The design takes inspiration from local history, wildlife and iconic features of Arnot Hill Park, including paintings of brass bands, picnics, lawn bowls, birds, ducks and more. The young participants worked with artist Amy Nicholson from HandMade Theatre, and were supported by artists Nicole Solarte-Tobon and Meridith Dickin.
It took 12 weeks, 11 volunteers and around 100 members of the public to complete the design.
The new mural was officially unveiled by the Mayor of Gedling, Councillor Sandra Barnes, on Monday 30 September.
Portfolio Holder for Environment at Gedling Borough Council, Councillor Peter Barnes said;
What a transformation, the new mural looks fantastic. The artists have managed to really capture the history of the park and showcase it in this design. I’d like to thank everyone involved, City Arts, who have run a brilliant project as usual, and all the volunteers and members of the public who helped produce the finished design.
Alma Solarte-Tobon, Creative Producer at City Arts, said;
We are incredibly proud of the work our young participants have done creating this mural for Arnot Hill Park. Thanks to Gedling Borough Council and Nottinghamshire County Council for supporting the project, and artist Amy Nicholson for her help making the young people’s designs a reality. We hope the people of Gedling will enjoy it for many years to come.

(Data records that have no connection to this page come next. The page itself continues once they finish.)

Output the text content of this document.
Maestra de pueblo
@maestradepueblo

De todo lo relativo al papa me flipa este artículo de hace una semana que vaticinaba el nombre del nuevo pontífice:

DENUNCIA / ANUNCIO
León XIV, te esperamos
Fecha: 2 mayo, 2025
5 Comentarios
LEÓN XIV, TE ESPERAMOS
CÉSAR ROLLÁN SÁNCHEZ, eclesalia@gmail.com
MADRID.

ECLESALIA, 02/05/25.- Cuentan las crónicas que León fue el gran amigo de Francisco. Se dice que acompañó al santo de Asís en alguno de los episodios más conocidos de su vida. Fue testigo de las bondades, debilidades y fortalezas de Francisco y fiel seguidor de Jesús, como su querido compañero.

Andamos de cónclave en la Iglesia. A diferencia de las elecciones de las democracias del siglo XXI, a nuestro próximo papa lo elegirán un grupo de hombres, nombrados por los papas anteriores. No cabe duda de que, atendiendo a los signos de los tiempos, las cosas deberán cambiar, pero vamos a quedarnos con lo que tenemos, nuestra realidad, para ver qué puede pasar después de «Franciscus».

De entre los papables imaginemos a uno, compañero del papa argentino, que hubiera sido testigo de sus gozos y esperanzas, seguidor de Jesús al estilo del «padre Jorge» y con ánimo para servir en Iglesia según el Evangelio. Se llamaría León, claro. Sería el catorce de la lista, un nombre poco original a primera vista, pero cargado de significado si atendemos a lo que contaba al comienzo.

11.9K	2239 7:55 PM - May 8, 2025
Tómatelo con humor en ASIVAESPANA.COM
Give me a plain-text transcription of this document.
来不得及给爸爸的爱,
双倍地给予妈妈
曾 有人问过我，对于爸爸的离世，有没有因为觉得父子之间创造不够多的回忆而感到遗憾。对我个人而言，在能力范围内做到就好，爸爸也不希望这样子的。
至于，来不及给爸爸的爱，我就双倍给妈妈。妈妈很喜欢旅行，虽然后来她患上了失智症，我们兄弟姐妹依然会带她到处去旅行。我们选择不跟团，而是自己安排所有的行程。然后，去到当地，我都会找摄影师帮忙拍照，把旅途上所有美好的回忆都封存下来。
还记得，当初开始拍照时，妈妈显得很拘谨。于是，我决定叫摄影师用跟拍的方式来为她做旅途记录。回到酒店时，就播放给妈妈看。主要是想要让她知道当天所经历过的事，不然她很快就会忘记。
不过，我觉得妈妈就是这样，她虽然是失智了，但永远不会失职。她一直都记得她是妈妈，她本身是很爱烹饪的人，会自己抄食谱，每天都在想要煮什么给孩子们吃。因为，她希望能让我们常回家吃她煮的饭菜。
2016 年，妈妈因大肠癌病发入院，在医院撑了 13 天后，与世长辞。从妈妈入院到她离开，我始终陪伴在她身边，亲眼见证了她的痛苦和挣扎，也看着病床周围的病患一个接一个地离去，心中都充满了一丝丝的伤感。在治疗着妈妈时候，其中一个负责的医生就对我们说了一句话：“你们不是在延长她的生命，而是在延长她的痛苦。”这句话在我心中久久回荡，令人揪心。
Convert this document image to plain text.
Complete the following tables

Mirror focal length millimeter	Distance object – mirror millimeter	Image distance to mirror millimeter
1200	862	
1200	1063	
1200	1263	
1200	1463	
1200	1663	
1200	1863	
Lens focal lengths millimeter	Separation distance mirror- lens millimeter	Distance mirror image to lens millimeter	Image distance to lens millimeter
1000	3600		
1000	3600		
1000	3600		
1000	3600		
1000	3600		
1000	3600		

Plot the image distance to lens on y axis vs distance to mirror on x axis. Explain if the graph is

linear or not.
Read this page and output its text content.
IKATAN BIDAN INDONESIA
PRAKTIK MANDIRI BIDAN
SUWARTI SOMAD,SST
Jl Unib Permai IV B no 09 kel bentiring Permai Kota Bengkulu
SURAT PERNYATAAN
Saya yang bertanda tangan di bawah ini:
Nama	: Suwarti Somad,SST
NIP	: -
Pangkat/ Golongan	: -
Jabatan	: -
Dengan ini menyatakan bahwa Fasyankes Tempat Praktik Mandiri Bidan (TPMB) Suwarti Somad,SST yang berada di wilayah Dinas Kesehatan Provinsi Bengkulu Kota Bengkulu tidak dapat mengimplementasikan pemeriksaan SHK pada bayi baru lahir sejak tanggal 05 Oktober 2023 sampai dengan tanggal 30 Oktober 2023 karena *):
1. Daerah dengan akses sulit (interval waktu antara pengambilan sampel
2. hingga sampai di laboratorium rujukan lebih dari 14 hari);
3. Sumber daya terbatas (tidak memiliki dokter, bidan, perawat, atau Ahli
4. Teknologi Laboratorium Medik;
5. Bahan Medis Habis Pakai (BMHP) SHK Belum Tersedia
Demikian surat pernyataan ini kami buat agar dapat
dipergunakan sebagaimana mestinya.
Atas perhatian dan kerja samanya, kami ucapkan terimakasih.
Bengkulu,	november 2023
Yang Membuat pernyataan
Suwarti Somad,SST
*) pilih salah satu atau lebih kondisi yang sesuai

Councillor John Handley, Vice-Chairman of the Communities and Place Committee, at Nottinghamshire County Council, said;
This impressive mural is a great addition to the park which I’m sure will be enjoyed by residents and visitors. It’s is a great example of how the Local Improvement Scheme is helping give young people a chance to hone their creative skills and benefit the local community. Projects like these can also help increase young people’s confidence and emotional wellbeing.